"I am the captain," she said.
The man raised his eyebrows.
"Indeed!" and he laughed softly to himself. "You are too handsome for the trade," he said. "You are better looking than any of my harem, and there are several Greeks among them. Well, I surrender."
"For that word," said the Capsina, "you hang. Otherwise perhaps I should have done you the honor to shoot you."
The man blanched a little, and his teeth showed in a sort of snarl.
"You do not understand," he said. "I surrender."
"You do not understand," she replied. "I hang you. For my mother was of Elatina."

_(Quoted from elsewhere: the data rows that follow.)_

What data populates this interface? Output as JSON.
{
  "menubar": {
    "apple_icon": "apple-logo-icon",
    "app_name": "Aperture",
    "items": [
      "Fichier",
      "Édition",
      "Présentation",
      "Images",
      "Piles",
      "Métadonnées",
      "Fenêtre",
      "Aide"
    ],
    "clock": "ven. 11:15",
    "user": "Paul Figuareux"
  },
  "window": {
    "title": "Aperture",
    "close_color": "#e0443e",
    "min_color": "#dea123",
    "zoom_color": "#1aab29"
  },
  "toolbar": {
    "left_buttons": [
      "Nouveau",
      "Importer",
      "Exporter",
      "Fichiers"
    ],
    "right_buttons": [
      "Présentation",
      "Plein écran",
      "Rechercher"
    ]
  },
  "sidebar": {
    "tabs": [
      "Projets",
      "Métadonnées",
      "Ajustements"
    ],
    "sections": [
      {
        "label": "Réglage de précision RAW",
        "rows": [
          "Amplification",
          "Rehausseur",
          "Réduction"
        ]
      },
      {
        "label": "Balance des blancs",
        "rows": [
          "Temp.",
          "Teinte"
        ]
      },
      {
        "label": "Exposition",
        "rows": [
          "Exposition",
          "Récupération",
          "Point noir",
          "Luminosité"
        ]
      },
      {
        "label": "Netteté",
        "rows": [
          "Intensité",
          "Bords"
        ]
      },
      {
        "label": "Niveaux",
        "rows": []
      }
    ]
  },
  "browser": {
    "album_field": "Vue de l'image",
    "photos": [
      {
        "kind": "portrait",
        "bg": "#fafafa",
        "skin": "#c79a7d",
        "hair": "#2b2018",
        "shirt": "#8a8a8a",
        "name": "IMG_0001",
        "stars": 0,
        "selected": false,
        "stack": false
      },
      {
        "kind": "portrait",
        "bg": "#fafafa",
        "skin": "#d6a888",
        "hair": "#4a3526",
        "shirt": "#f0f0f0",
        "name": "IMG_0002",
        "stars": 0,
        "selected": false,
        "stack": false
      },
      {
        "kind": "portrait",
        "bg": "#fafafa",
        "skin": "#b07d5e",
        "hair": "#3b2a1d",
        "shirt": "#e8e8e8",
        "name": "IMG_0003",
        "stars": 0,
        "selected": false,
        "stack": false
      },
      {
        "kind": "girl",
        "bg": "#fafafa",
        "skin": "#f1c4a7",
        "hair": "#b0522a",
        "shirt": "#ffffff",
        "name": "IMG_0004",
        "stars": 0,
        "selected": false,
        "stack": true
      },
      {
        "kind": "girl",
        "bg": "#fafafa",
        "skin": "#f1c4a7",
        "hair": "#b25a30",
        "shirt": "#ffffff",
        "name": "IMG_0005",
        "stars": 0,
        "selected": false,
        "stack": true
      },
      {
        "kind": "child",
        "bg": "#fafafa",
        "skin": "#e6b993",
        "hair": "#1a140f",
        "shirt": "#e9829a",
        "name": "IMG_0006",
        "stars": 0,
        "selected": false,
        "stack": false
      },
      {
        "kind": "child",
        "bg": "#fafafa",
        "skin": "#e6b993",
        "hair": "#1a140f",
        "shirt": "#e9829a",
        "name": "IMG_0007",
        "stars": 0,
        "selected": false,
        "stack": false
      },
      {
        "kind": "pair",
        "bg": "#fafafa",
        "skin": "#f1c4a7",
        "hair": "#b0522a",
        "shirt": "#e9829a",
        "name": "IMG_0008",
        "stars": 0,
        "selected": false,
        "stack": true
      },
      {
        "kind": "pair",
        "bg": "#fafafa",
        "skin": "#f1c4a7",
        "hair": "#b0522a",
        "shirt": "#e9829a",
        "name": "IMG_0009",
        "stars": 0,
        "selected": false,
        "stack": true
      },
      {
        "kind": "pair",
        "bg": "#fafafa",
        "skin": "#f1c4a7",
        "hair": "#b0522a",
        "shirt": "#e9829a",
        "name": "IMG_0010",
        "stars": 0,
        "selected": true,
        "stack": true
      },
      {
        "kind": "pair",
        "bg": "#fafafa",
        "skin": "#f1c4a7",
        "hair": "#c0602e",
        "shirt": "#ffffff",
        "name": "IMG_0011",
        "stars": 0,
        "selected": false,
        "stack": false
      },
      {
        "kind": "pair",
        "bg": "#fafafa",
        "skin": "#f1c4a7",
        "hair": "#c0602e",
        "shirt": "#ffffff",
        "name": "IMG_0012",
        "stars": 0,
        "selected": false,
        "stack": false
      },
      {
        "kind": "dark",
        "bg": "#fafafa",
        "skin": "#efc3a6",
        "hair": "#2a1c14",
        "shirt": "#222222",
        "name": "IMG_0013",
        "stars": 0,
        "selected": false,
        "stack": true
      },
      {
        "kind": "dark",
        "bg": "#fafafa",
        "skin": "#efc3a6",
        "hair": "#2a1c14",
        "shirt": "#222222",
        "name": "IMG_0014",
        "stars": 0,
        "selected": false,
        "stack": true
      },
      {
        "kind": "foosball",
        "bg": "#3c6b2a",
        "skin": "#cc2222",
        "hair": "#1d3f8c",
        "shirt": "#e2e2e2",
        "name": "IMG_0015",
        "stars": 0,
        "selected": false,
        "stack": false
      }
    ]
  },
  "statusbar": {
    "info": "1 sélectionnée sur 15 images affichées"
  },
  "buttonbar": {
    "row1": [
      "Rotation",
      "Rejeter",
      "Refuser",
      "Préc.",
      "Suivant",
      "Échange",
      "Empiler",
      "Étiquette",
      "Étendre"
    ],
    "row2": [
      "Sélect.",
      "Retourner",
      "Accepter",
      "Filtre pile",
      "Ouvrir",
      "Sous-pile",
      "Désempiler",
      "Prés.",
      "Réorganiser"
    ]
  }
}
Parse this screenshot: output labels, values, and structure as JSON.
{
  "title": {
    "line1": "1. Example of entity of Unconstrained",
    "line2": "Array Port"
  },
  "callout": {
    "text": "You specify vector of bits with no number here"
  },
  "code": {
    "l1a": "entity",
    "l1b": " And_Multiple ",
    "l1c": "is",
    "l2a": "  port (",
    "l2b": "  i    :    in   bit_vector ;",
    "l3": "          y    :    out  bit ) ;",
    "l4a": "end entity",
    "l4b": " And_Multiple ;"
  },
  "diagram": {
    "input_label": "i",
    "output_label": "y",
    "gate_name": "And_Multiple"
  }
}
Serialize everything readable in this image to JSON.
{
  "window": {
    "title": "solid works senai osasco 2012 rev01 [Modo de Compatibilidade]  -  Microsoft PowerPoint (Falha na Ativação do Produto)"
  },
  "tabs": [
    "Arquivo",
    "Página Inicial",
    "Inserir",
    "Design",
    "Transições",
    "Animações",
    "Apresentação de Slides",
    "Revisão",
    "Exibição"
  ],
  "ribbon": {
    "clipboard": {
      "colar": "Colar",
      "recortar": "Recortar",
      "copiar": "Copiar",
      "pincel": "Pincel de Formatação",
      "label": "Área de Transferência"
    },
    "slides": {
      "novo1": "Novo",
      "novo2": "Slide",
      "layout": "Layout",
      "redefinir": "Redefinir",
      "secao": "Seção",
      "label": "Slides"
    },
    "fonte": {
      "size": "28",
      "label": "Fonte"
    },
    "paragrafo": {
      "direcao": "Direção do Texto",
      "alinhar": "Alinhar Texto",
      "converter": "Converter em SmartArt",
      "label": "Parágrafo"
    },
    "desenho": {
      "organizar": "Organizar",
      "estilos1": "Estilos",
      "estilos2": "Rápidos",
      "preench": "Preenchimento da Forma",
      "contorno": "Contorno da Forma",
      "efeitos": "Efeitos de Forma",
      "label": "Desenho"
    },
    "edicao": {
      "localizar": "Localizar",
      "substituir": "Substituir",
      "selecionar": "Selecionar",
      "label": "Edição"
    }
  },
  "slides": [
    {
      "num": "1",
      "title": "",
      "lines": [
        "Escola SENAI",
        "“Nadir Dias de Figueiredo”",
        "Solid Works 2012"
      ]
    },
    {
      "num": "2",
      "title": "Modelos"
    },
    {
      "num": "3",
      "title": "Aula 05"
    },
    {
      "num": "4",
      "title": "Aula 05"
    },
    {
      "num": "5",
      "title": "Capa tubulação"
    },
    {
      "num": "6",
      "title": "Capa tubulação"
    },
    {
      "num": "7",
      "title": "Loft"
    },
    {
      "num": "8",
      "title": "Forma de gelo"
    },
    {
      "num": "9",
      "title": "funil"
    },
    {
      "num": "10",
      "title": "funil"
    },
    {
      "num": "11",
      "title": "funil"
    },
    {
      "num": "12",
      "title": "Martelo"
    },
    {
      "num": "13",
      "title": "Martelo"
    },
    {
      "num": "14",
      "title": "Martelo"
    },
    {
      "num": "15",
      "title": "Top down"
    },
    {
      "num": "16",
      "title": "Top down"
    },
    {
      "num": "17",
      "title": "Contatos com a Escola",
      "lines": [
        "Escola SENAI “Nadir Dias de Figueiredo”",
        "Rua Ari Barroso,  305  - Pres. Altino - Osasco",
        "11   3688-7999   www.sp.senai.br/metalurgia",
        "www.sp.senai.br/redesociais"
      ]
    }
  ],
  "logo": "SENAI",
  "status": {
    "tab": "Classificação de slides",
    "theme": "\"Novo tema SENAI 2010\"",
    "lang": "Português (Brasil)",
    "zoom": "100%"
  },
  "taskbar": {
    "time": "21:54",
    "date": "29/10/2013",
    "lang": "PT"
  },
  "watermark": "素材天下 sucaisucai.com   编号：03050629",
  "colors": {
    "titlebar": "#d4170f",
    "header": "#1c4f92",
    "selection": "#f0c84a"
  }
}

She came a step nearer him.
"If it were not that I hold the cross a sacred thing," she said, "I would crucify you, very tenderly, that you might live long. Oh, man," and she burst out with a great gust of fury, "it is you and what you did in Elatina that has made a demon of me! I curse you for it. There, take him, two of you, and hang him from the mizzen yards. Do not speak to me," she cried to the captain, "or I will smite you on the mouth! It is a woman you are dealing with, not a thing from the harem."
In a moment two men had bound his legs and pinioned his arms, and, with the help of two more, they carried him like a sack up the rigging and set him on the yard. Then they made fast one end of the rope to the mast and noosed the other round his neck, while the Capsina stood on the deck, unflinching, an image of vengeance. And at a sign from her they pushed him off into the empty air.